だが、今目前に繰り広げられているこのあたたかな光景が、ナチュラルもコーディネイターも関係ない、心から惹かれたもの同士が自由に愛し合い、笑い合える世界、誰かと誰かがその日一日を楽しんで笑って暮らせる世界こそが。
そういう『当たり前の日常』と呼べるもののために俺たちは今まで戦ってきたのだと、そしてこれからも戦っていけばいいのだと、今更ながらにわかった気がした。
ふと、チャンドラは自分にとっての当たり前の日常とは、と思い返してみた。
自分が出来る精一杯の仕事をして、休みの日には趣味の電子工学を弄り、たまに同僚と酒を酌み交わし笑い合う。

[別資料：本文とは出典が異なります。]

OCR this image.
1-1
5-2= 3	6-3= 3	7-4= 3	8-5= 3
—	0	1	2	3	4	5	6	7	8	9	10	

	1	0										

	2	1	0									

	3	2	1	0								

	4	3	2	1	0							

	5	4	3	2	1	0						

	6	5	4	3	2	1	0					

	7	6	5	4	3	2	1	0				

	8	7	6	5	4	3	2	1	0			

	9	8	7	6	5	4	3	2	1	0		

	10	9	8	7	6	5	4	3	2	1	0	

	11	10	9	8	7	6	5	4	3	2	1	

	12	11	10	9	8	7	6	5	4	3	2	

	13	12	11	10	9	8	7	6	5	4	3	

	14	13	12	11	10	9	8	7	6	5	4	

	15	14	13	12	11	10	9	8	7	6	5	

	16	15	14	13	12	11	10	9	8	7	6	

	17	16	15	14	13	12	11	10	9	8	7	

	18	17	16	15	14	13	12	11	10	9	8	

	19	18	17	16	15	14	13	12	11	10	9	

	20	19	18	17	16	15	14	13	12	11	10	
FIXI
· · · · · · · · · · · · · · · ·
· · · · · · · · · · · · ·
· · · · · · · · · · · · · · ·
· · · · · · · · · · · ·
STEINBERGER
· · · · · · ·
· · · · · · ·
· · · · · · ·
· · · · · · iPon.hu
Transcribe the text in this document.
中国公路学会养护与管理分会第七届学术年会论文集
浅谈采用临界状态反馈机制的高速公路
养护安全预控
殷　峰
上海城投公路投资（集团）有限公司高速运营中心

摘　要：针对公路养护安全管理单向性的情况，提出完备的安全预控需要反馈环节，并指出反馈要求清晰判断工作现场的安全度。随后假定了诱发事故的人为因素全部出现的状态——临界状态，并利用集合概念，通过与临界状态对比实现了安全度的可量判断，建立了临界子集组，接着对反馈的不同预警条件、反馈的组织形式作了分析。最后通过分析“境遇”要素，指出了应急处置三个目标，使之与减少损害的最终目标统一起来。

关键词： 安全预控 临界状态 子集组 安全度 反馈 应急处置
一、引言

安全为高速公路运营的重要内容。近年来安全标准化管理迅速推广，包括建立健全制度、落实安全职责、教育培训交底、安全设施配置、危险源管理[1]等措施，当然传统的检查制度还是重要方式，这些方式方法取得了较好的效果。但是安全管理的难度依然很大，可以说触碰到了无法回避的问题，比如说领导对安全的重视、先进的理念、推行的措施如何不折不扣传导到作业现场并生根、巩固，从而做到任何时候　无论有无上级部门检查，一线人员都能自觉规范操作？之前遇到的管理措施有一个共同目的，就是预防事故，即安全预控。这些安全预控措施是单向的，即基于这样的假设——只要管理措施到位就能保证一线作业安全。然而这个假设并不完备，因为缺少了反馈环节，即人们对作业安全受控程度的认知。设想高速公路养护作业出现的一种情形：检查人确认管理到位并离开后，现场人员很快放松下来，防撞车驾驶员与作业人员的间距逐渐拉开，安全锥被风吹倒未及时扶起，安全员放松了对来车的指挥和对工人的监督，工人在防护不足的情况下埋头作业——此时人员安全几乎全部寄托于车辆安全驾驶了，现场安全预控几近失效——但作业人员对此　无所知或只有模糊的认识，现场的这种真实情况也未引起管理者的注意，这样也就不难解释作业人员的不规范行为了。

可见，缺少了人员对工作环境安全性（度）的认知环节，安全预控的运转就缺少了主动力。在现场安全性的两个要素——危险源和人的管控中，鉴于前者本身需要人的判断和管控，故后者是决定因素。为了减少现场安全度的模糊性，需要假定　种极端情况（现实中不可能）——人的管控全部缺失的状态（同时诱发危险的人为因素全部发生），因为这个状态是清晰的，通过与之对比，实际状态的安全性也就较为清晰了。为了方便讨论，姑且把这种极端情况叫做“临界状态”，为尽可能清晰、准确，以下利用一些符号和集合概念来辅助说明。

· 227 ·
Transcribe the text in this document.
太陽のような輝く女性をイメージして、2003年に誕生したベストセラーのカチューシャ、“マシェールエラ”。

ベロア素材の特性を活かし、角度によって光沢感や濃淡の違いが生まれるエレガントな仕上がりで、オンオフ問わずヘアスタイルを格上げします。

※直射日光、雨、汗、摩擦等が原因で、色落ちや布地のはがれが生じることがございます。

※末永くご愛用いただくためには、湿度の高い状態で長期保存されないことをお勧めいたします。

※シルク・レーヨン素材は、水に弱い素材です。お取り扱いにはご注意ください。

ちっぽけと思われるかもしれないが、ノイマンとトノムラとパルと、気の知れた四人で酒を酌み交わし笑いあっている瞬間が、今のチャンドラにとっての一番の楽しみであり、これからも守るべき当たり前の日常なのだと気づいた。
「ったく、俺も若者に充てられたのかねぇ」
であれば、この大きな作戦行動が終わった今、願うこととは。
チャンドラは未だ賑わっている様子を告げるモニターから、視界いっぱいに拡がるオレンジ色の夕焼けのそのまた向こう、大気圏のその先へ想いを馳せる。
「早く帰ってこいよ、ノイマン」
俺たちが守った『当たり前の日常』を一緒に楽しむためにもな、と。